Create, connect and register the Nest device.

Parameters:
receptor_type

Integer ID of the postsynaptic target receptor

register_device(simdata, device)
targetting

Targets of the device, which should be either a population or a nest rule

weight

weight of the connection between the device and its target

class bsb_nest.device.NestRule(*args, _parent=None, _key=None, **kwargs)

Bases: object

Interface to connect a device directly through the NEST interface.

cell_models

Reference to the Nest cell model to target with the Device

constants

Dictionary of parameters for the targetting rule.

get_node_name()
rule

Connection rule to connect

bsb_nest.distributions module

class bsb_nest.distributions.NestRandomDistribution(*args, _parent=None, _key=None, **kwargs)

Bases: object

Class to handle NEST random distributions.

distribution: str

Distribution name. Should correspond to a function of nest.random.hl_api_random

get_node_name()
parameters: dict[str, Any]

Dictionary of parameters to assign to the distribution. Should correspond to NEST’s

scaffold: Scaffold
class bsb_nest.distributions.nest_parameter

Bases: TypeHandler

Type validator. Type casts the value or node to a Nest parameter, that can be either a value or a NestRandomDistribution.

bsb_nest.exceptions module

exception bsb_nest.exceptions.KernelWarning

Bases: Warning

exception bsb_nest.exceptions.NestConnectError

Bases: NestError

exception bsb_nest.exceptions.NestError

Bases: Exception

exception bsb_nest.exceptions.NestKernelError

Bases: NestError

exception bsb_nest.exceptions.NestModelError

Bases: NestError

exception bsb_nest.exceptions.NestModuleError

Bases: NestKernelError

bsb_nest.simulation module

class bsb_nest.simulation.NestSimulation(*args, _parent=None, _key=None, **kwargs)

Bases: Simulation

Interface between the scaffold model and the NEST simulator.
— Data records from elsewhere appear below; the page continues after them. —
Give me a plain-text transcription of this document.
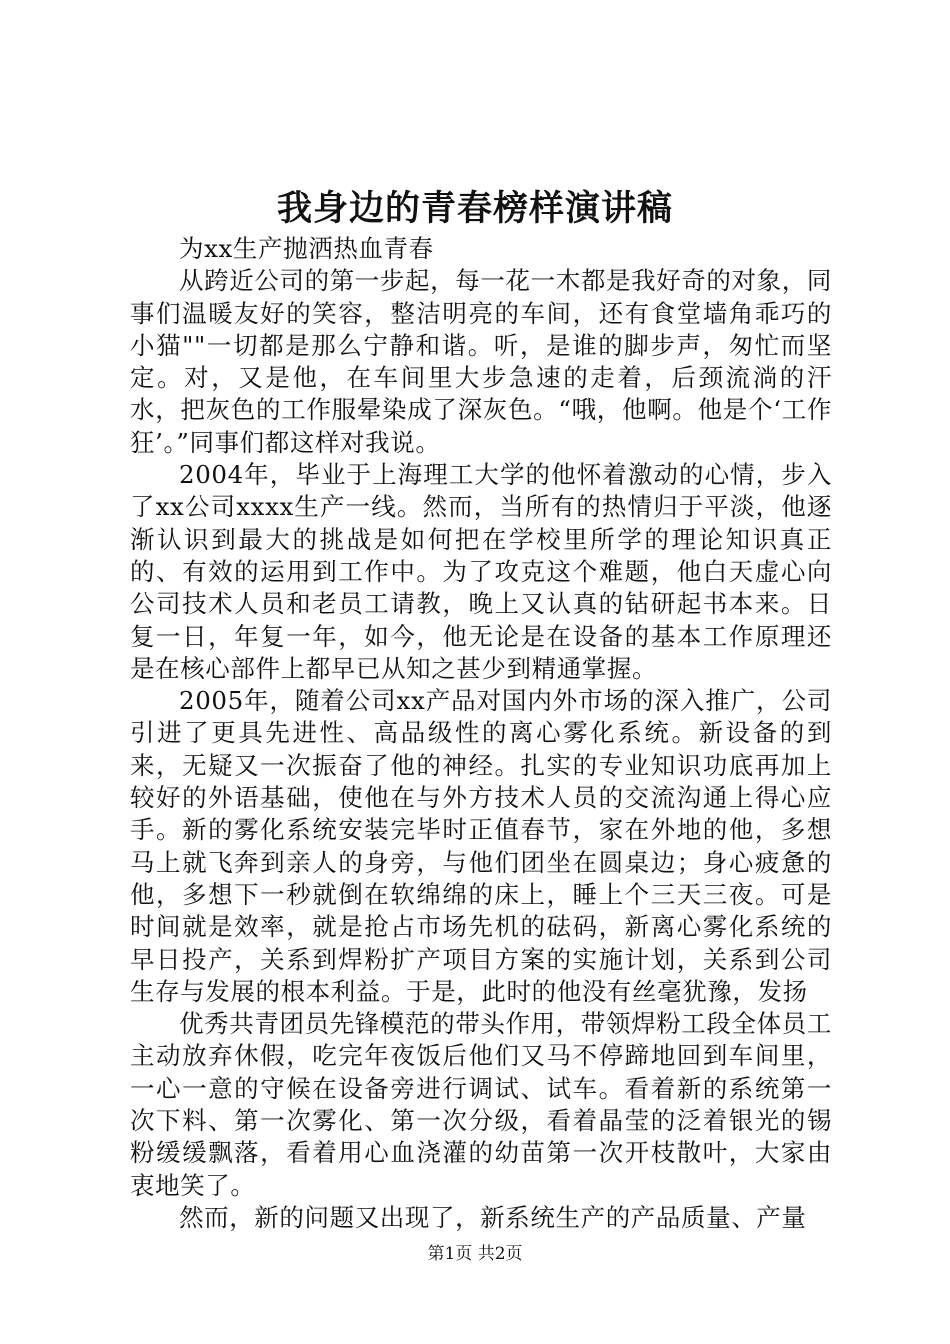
我身边的青春榜样演讲稿

为xx生产抛洒热血青春

从跨近公司的第一步起，每一花一木都是我好奇的对象，同事们温暖友好的笑容，整洁明亮的车间，还有食堂墙角乖巧的小猫""一切都是那么宁静和谐。听，是谁的脚步声，匆忙而坚定。对，又是他，在车间里大步急速的走着，后颈流淌的汗水，把灰色的工作服晕染成了深灰色。“哦，他啊。他是个‘工作狂’。”同事们都这样对我说。

2004年，毕业于上海理工大学的他怀着激动的心情，步入了xx公司xxxx生产一线。然而，当所有的热情归于平淡，他逐渐认识到最大的挑战是如何把在学校里所学的理论知识真正的、有效的运用到工作中。为了攻克这个难题，他白天虚心向公司技术人员和老员工请教，晚上又认真的钻研起书本来。日复一日，年复一年，如今，他无论是在设备的基本工作原理还是在核心部件上都早已从知之甚少到精通掌握。

2005年，随着公司xx产品对国内外市场的深入推广，公司引进了更具先进性、高品级性的离心雾化系统。新设备的到来，无疑又一次振奋了他的神经。扎实的专业知识功底再加上较好的外语基础，使他在与外方技术人员的交流沟通上得心应手。新的雾化系统安装完毕时正值春节，家在外地的他，多想马上就飞奔到亲人的身旁，与他们团坐在圆桌边；身心疲惫的他，多想下一秒就倒在软绵绵的床上，睡上个三天三夜。可是时间就是效率，就是抢占市场先机的砝码，新离心雾化系统的早日投产，关系到焊粉扩产项目方案的实施计划，关系到公司生存与发展的根本利益。于是，此时的他没有丝毫犹豫，发扬

优秀共青团员先锋模范的带头作用，带领焊粉工段全体员工主动放弃休假，吃完年夜饭后他们又马不停蹄地回到车间里，一心一意的守候在设备旁进行调试、试车。看着新的系统第一次下料、第一次雾化、第一次分级，看着晶莹的泛着银光的锡粉缓缓飘落，看着用心血浇灌的幼苗第一次开枝散叶，大家由衷地笑了。

然而，新的问题又出现了，新系统生产的产品质量、产量

第1页 共2页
cell_models: cfgdict[NestCell]

Dictionary of cell models in the simulation.

connection_models: cfgdict[NestConnection]

Dictionary of connection models in the simulation.

devices: cfgdict[NestDevice]

Dictionary of devices in the simulation.

get_node_name()
modules

List of NEST modules to load at the beginning of the simulation

resolution

Simulation time step size in milliseconds

seed

Random seed for the simulations

threads

Number of threads to use during simulation

verbosity

NEST verbosity level

Module contents

NEST simulation adapter for the BSB framework.